Tuesday, July 2, 2013

Short Term Mortgages Become Popular

Lenders are reporting lately that up to 28% of their refinance business involves shorter term mortgages.  Among people refinancing 30-year mortgages, nearly one-third switched to shorter term replacement loans.

 
Some community banks say they are surprised that 10-year mortgages, once an insignificant niche option, are accounting for increasingly large chunks of their business.

 
Though 15-year mortgages have been popular for years among homeowners who want to pay off their balances quickly, lenders say the 10-year loan — targeted directly at the demographic tsunami of baby boomers who are still employed but planning to retire in the coming decade — is on the upswing.

 
"There's a lot of interest in this [10-year] product," said Victoria Stumpf, a loan officer with Third Federal Savings and Loan in Cleveland.

 
Why the growing attraction to going short?
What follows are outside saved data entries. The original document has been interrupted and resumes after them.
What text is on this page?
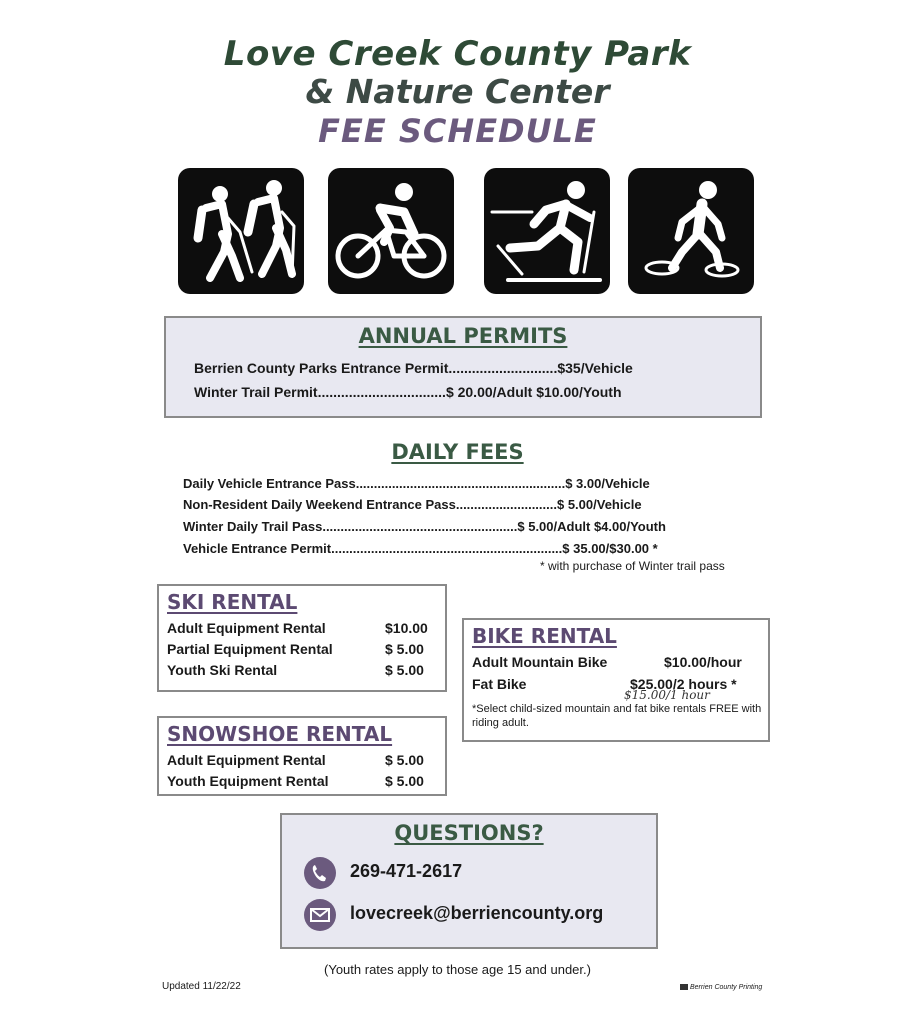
Love Creek County Park
& Nature Center
FEE SCHEDULE
ANNUAL PERMITS
Berrien County Parks Entrance Permit............................$35/Vehicle
Winter Trail Permit.................................$ 20.00/Adult $10.00/Youth
DAILY FEES
Daily Vehicle Entrance Pass..........................................................$ 3.00/Vehicle
Non-Resident Daily Weekend Entrance Pass............................$ 5.00/Vehicle
Winter Daily Trail Pass......................................................$ 5.00/Adult $4.00/Youth
Vehicle Entrance Permit................................................................$ 35.00/$30.00 *
* with purchase of Winter trail pass
SKI RENTAL
Adult Equipment Rental	$10.00
Partial Equipment Rental	$ 5.00
Youth Ski Rental	$ 5.00
BIKE RENTAL
Adult Mountain Bike	$10.00/hour
Fat Bike	$25.00/2 hours *
$15.00/1 hour
*Select child-sized mountain and fat bike rentals FREE with riding adult.
SNOWSHOE RENTAL
Adult Equipment Rental	$ 5.00
Youth Equipment Rental	$ 5.00
QUESTIONS?
269-471-2617
lovecreek@berriencounty.org
(Youth rates apply to those age 15 and under.)
Updated 11/22/22	Berrien County Printing
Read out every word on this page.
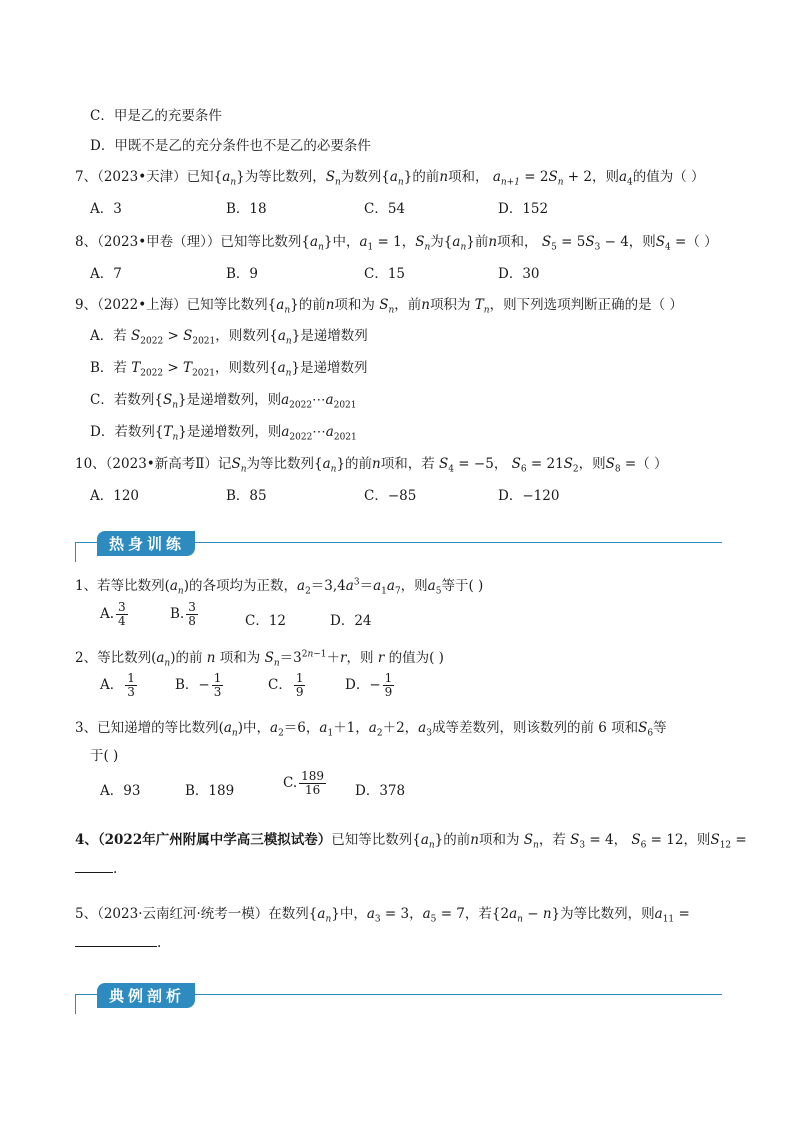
C．甲是乙的充要条件
D．甲既不是乙的充分条件也不是乙的必要条件
7、（2023•天津）已知$\{a_n\}$为等比数列，$S_n$为数列$\{a_n\}$的前n项和， $a_{n+1} = 2S_n + 2$，则$a_4$的值为（ ）
A．3	B．18	C．54	D．152
8、（2023•甲卷（理））已知等比数列$\{a_n\}$中，$a_1 = 1$，$S_n$为$\{a_n\}$前n项和， $S_5 = 5S_3 - 4$，则$S_4$ =（ ）
A．7	B．9	C．15	D．30
9、（2022•上海）已知等比数列$\{a_n\}$的前n项和为 $S_n$，前n项积为 $T_n$，则下列选项判断正确的是（ ）
A．若 $S_{2022} > S_{2021}$，则数列$\{a_n\}$是递增数列
B．若 $T_{2022} > T_{2021}$，则数列$\{a_n\}$是递增数列
C．若数列$\{S_n\}$是递增数列，则$a_{2022}\cdots a_{2021}$
D．若数列$\{T_n\}$是递增数列，则$a_{2022}\cdots a_{2021}$
10、（2023•新高考Ⅱ）记$S_n$为等比数列$\{a_n\}$的前n项和，若 $S_4 = -5$， $S_6 = 21S_2$，则$S_8$ =（ ）
A．120	B．85	C．−85	D．−120
热身训练
1、若等比数列$(a_n)$的各项均为正数，$a_2=3,4a^3=a_1a_7$，则$a_5$等于( )
A. $\frac{3}{4}$	B. $\frac{3}{8}$	C．12	D．24
2、等比数列$(a_n)$的前 n 项和为 $S_n=3^{2n-1}+r$，则 r 的值为( )
A． $\frac{1}{3}$	B．− $\frac{1}{3}$	C． $\frac{1}{9}$	D．− $\frac{1}{9}$
3、已知递增的等比数列$(a_n)$中，$a_2=6$，$a_1+1$，$a_2+2$，$a_3$成等差数列，则该数列的前 6 项和$S_6$等
于( )
A．93	B．189	C. $\frac{189}{16}$ D．378
4、（2022年广州附属中学高三模拟试卷）已知等比数列$\{a_n\}$的前n项和为 $S_n$，若 $S_3 = 4$， $S_6 = 12$，则$S_{12}$ =
.
5、（2023·云南红河·统考一模）在数列$\{a_n\}$中，$a_3 = 3$，$a_5 = 7$，若$\{2a_n - n\}$为等比数列，则$a_{11}$ =
.
典例剖析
Start with interest rates.  With an almost certain increase in rates on the horizon, the average 10-year fixed rate mortgage goes for 3% with a fifth of a point cost (point equals 1% of the loan amount).  Some community banks and smaller lenders quote even lower than that.

 
For community lending institutions such as these around the country, 10-year loans tend to be portfolio investments. Rather than selling the mortgages to Freddie Mac, Fannie Mae or other investors, lenders retain them in-house. Partially as a result, rates can be lower. And since lenders who specialize in 10-year mortgages want to keep risks as low as possible on their in-house investments, they typically require borrowers to have solid credit histories and significant equity or down payments.

 
•Monthly payments. Here's where the shorter term and faster payoff of principal available through the 10-year mortgage can be a budget issue for some borrowers. The monthly total for principal and interest on the 30-year loan is just $715. On the 15-year it's $1,054. But on the 10-year it's nearly double what you'd pay on the 30-year — $1,406. Though over the term of the loan you pay substantially less in total interest charges, on a monthly basis the 10-year requires the most out of pocket of the three.

 
The bottom line is that if you are looking ahead, can afford to pay the higher monthly payment, you can pay your home off completely in 10 years!  Imagine being owning your home outright in this relatively short period of time!

 
I recommend that you speak to your lender regarding a shorter mortgage period when purchasing your next home or applying for a refinance.  Knowledge is power and it could be the right choice for you.